Thoughts on individual action and collective interests
On no, what have we done? We were so angry, we just… We did what?? You mean, we fecked up the future of our country for our kids and their kids?? Just like that? How the heck did we do that? We didn’t realise, I mean… And messed things up for the rest of Europe too? Ooh. Ooh dear. Just wanted to have a go at those Westminster types, that’s all.
There seems to be some substance in the analysis that concludes that many voters felt disenfranchised and chose ‘Leave’ to express their sense of disconnection from the establishment. (I don’t know if it is true, as suggested in various places, that these were predominantly older people in middle and low income areas. Do I hear the sound of Zimmer-frames, incontinence pads and false teeth being thrown out of prams?) They have at the same time, whoops, voted for a dire future for themselves.
This is not just collective self-harm on a spectacular scale, it also perversely and unjustly condemns young people and subsequent generations. It’s ‘profoundly irresponsible’ as one young man said among several other insightful remarks on The World This Weekend today (from about 48 mins).
The force of a protest vote can look rather unfortunate when the issue is your country’s future.
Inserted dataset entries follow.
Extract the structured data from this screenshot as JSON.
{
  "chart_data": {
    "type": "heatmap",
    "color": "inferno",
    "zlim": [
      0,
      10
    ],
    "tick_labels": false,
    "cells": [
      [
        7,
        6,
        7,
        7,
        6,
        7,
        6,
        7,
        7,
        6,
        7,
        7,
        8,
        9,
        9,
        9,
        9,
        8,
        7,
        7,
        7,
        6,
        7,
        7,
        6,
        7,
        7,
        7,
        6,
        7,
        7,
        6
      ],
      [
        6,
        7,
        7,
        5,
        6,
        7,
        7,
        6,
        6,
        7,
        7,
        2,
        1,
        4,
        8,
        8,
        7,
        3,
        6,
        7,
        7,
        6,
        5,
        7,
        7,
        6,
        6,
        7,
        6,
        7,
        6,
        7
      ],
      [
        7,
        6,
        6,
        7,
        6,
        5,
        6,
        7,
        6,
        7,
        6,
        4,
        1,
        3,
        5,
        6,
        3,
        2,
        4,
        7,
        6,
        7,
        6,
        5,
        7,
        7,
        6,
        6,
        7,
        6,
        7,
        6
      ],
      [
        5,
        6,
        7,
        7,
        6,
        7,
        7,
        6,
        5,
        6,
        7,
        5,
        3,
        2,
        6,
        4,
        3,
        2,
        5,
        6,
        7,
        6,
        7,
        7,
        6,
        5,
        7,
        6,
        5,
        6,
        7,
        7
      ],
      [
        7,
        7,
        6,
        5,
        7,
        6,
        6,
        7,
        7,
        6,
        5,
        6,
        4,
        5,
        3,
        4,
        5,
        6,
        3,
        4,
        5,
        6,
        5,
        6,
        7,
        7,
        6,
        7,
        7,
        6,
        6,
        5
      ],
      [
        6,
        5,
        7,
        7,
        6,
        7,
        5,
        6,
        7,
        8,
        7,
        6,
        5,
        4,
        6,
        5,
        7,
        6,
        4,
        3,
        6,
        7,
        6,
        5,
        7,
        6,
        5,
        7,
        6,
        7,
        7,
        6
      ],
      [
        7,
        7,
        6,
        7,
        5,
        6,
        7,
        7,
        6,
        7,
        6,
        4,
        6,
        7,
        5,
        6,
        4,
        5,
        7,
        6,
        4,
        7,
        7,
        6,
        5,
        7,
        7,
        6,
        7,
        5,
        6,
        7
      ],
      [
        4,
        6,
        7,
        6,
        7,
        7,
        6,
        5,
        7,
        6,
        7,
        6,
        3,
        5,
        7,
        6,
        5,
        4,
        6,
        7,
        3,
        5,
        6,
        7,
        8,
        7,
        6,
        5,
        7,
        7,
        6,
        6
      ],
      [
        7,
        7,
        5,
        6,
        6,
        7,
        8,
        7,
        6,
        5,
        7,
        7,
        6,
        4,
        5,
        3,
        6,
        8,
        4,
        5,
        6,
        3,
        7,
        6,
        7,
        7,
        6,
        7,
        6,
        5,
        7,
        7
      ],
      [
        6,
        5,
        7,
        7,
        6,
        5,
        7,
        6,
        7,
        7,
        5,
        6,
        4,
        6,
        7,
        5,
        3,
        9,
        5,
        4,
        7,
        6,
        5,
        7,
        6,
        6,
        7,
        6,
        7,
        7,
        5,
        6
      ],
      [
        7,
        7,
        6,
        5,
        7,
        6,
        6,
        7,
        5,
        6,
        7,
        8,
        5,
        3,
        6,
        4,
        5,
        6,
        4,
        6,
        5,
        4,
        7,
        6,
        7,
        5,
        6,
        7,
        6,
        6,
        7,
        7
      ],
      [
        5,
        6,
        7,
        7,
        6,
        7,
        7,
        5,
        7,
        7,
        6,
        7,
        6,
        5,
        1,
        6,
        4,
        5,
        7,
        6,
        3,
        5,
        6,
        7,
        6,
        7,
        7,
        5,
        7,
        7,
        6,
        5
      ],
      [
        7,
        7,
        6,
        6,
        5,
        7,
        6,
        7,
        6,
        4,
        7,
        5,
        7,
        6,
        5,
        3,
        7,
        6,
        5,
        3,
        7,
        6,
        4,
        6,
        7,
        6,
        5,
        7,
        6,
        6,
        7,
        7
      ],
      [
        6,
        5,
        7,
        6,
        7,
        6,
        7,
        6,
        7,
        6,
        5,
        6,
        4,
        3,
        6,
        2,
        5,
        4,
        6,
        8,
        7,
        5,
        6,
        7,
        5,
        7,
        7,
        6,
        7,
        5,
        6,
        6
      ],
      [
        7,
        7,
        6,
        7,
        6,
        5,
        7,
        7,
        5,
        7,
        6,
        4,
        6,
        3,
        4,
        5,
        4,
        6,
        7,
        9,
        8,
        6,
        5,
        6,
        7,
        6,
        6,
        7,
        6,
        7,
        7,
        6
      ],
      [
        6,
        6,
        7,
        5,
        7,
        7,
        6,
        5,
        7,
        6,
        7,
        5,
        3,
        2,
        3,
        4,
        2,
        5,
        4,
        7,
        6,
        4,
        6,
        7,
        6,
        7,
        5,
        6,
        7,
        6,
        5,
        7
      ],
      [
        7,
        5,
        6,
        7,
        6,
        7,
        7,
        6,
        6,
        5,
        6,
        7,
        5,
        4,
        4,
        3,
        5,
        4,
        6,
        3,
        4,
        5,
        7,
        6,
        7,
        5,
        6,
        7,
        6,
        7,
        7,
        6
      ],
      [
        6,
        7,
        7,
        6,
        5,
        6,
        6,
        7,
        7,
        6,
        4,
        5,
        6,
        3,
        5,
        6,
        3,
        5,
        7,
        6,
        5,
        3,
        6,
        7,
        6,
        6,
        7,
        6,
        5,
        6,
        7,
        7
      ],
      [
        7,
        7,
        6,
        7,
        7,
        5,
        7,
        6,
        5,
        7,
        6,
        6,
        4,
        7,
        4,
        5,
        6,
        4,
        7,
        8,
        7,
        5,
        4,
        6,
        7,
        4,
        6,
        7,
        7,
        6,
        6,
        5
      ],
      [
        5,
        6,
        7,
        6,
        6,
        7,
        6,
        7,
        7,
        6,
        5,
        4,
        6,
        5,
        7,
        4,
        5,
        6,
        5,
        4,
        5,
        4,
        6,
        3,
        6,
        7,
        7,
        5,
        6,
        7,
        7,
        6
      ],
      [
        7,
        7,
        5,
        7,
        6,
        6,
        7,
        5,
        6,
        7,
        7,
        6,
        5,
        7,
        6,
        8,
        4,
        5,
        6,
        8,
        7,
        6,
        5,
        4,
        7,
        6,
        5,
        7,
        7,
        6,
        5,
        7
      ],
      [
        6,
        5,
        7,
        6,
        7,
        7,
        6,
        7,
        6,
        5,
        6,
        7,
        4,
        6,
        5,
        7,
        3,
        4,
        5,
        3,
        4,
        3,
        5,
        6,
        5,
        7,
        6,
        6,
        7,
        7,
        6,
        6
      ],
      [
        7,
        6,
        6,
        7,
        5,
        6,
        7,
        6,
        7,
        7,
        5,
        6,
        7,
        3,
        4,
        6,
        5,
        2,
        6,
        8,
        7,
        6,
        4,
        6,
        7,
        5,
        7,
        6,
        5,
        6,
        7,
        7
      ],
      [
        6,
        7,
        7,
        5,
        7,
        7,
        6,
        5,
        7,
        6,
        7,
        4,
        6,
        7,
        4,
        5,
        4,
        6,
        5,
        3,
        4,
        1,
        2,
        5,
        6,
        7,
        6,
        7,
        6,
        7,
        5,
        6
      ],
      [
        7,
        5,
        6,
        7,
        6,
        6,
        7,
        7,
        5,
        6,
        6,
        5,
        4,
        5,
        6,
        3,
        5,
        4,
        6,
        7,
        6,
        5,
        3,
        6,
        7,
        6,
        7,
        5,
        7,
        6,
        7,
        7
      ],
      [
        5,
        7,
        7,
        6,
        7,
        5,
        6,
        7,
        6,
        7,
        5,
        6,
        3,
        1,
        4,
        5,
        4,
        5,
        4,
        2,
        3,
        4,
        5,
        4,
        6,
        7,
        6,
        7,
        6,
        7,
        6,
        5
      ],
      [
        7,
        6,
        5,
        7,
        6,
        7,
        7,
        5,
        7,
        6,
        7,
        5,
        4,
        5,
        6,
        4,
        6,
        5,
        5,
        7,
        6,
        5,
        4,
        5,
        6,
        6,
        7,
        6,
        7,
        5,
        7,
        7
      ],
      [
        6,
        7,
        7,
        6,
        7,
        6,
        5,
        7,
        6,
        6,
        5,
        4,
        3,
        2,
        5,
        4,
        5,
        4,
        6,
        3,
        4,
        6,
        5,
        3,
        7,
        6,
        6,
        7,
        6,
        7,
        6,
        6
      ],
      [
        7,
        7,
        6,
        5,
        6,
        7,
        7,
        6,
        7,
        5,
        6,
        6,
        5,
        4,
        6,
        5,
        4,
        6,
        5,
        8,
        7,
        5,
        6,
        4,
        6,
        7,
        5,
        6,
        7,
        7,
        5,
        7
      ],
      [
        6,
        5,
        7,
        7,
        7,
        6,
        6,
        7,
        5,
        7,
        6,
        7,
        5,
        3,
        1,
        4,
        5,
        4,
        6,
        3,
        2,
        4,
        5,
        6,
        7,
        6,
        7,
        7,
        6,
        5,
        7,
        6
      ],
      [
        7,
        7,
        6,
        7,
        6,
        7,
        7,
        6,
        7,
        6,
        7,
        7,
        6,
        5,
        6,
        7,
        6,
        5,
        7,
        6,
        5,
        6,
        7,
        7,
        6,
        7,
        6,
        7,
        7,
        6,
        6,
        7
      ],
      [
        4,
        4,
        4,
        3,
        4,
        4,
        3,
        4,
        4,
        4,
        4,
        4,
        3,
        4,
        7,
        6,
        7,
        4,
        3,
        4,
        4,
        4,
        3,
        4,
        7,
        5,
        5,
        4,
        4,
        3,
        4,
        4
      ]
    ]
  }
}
It leaves a lot of residual anger towards the people who distorted the reality of issues for their own interest in power, essentially in pursuit of some laughably quaint notion of ‘sovereignty’; and for the leading politicians over a couple of decades who allowed this situation to arise.
So we are left with the hard-to-deny accusation that we are a nation dominated by racists, who by definition are stupid (that seems to have been one of the most widely-used words in commentary since Friday morning).
As for democracy, well it’s been pulled and pushed around a bit lately. The extraordinary scenes of the sit-in at the US Congress have provided a focal point for the tensions between individual interests (the right to carry a gun) and collective interests (er, what about random massacres?) giving rise to the apparent need to try and twist the rules for the latter views to be heard. Here in the UK there are also attempts to twist the rules – or rather, in this case, agree them post hoc.
Many voices have lamented the poverty of the referendum process: what a way to demonstrate that turning from representative to plebiscite democracy maybe doesn’t work on such a scale or with such a historically resonating issue.
Or was it such a big issue? I certainly thought so; but the turnout was only 72 per cent, so more than a quarter of Brits either couldn’t be bothered or didn’t think it affected them. Christ what a country.
The principle that people vote in their own economic interest seems to have been trumped (I shudder to use that word) by fear of the Other. But the key word is still ‘individual’. The crazed recklessness of this result seems like trying to shout down anyone who suggests that ‘No man is an island’ and that no country can be a cultural or economic island. The people who will suffer most for it will be people on low incomes, people with disabilities, and the young who will become old without privileges. Many asylum seekers and refugees will be turned away when we should be offering them sanctuary and succour.
Could we not invent a form of democracy that encourages decision-making in the collective interest?